Fomos primeiro ao Lugar de Baixo, onde quase nada se viu. Depois seguimos para os Balcões, onde chegámos tardíssimo. A consequência foi que aquilo parecia o Estádio da Luz em dia de jogo. Mesmo assim conseguimos rapidamente ver um Pombo-da-Madeira logo no início do trilho, o que diminuiu imediatamente o nível de stress. Vimos algumas estrelinhas no caminho e mais uns quatro ou cinco pombos no miradouro. Isto, claro, mais os omnipresentes tentilhões. 
Já só faltava a o corre-caminho. 


Pombo-da-Madeira (Columba trocaz) - longe, mas foi o que se arranjou.
Em relação ao próximo destino, gerou-se alguma discussão. Uns queriam ir almoçar, outros, como eu e o Luís queríamos despachar o último objetivo quanto antes. Tento sempre seguir a ideia inglesa do UBBB (under the belt before breakfast). Ou, neste caso, UBBL (under the belt before lunch). 
Ao fim de uns minutos de indecisão lá seguimos para a Ponta de S. Lourenço, à procura das berthelotii. Ainda parámos no caminho, no Faial. Aves havia zero, mas foi uma oportunidade única na viagem para ver e fotografar a costa Norte que é, tal como a Natureza, muito bonita.



Costa Norte (vista a partir do Faial)
A ponta de S. Lourenço parecia a baixa lisboeta em Agosto, cheia de carros e de gente. Comecei a ver a vida a andar para trás mas, ao que parece, umas centenas de metros antes, na Quinta do Lorde, o Pedro Ramalho tinha reparado em alguns corre-caminho. Retrocedemos e vimos os bichos quase de imediato, com mais uns canários de bónus. Deu para fotos, tudo. Observação cinco estrelas.
Resumindo, ainda não eram 15h e tínhamos todos os objetivos cumpridos. O almoço foi tarde, em Machico, mas assim foi mais descansado. 

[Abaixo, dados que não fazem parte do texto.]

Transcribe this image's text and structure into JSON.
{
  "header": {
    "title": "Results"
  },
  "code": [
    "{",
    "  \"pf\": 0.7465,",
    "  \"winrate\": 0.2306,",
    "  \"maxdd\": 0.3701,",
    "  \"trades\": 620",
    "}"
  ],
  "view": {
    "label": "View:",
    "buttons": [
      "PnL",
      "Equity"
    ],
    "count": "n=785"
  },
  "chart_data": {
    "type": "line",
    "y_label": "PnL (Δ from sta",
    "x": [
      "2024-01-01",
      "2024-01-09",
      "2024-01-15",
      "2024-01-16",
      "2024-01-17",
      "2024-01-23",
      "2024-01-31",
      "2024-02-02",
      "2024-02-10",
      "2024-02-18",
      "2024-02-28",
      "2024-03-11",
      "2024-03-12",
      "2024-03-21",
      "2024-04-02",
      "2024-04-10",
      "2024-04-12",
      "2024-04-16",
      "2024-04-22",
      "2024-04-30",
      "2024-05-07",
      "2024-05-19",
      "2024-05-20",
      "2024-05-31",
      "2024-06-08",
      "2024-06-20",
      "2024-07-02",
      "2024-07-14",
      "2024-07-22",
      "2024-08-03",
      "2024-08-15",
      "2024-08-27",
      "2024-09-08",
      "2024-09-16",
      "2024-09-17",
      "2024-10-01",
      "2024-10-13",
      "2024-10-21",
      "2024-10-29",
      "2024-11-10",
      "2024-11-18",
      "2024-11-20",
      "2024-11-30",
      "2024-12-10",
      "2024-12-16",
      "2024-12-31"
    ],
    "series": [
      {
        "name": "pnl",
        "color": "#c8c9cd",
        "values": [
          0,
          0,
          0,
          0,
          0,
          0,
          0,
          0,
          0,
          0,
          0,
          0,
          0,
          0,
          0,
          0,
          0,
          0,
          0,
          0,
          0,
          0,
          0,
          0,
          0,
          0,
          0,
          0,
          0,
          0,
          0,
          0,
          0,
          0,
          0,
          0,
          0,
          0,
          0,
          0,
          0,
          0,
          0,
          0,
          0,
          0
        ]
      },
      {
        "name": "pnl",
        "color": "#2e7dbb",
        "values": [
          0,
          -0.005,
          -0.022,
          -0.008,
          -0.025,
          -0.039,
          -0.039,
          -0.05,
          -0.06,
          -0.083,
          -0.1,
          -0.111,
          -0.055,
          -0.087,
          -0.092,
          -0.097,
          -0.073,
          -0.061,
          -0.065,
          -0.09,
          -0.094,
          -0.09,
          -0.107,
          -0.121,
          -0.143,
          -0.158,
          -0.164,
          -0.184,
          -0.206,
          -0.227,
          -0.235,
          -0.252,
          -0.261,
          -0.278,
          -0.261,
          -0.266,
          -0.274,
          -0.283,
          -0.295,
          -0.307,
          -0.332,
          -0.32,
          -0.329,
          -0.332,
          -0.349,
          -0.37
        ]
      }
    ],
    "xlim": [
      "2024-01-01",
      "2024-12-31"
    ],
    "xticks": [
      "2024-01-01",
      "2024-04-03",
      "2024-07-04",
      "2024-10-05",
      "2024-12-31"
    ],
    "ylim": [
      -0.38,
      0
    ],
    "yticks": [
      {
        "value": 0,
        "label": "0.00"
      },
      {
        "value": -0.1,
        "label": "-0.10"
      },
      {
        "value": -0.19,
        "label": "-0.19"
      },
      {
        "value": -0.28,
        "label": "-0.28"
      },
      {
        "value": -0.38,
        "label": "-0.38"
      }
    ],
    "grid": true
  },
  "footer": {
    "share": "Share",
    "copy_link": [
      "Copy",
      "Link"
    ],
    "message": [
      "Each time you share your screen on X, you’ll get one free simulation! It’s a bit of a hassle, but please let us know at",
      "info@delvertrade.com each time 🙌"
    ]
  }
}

Corre-caminho (Anthus berthelotii)
Depois de almoço, explorámos a zona, sem grande sucesso. Convenci o pessoal a tentar o Cigarrinho, a subespécie de tomilheira da Madeira, num miradouro próximo. Consegui ver a sylvia, mas não me livrei de uma queda, que poderia ter estragado a festa. Felizmente, não foi muito grave. 
Acabámos a tarde no Caniçal, a comer lapas e bolo do caco. Vida difícil...

A ideia era ir direto para o aeroporto mas, como o avião estava atrasado, ainda houve um desvio inútil instigado pelo mais jovem do grupo. Não se perdeu tudo. Pelo menos ficámos a saber que não vale a pena voltar a esse spot. 
Finalmente, lá seguimos para o aeroporto, de onde levantámos tardíssimo, cerca das 23h.

Depois de um dia cansativo, já dentro do avião, mais uma surpresa.
-É o Sr. Frederico Morais? O Sr. está no lugar errado!
Lá "tive" de mudar para fila um. Não foi uma estreia, mas nada melhor que acabar o dia em grande, em Executiva, com uma taça de champanhe sobre o Atlântico. A cereja no topo do bolo.

Quem tem amigos tem tudo...
Um grande abraço, Gonçalo! 


Foto de família depois da chegada ao Funchal (foto Luís Rodrigues)
Resta-me agradecer ao Pedro Nicolau e ao Luís Rodrigues as fotos que ajudam a ilustrar esta crónica, e a todo o grupo por ajudar a tornar esta experiência inesquecível. Um abraço e obrigado a todos!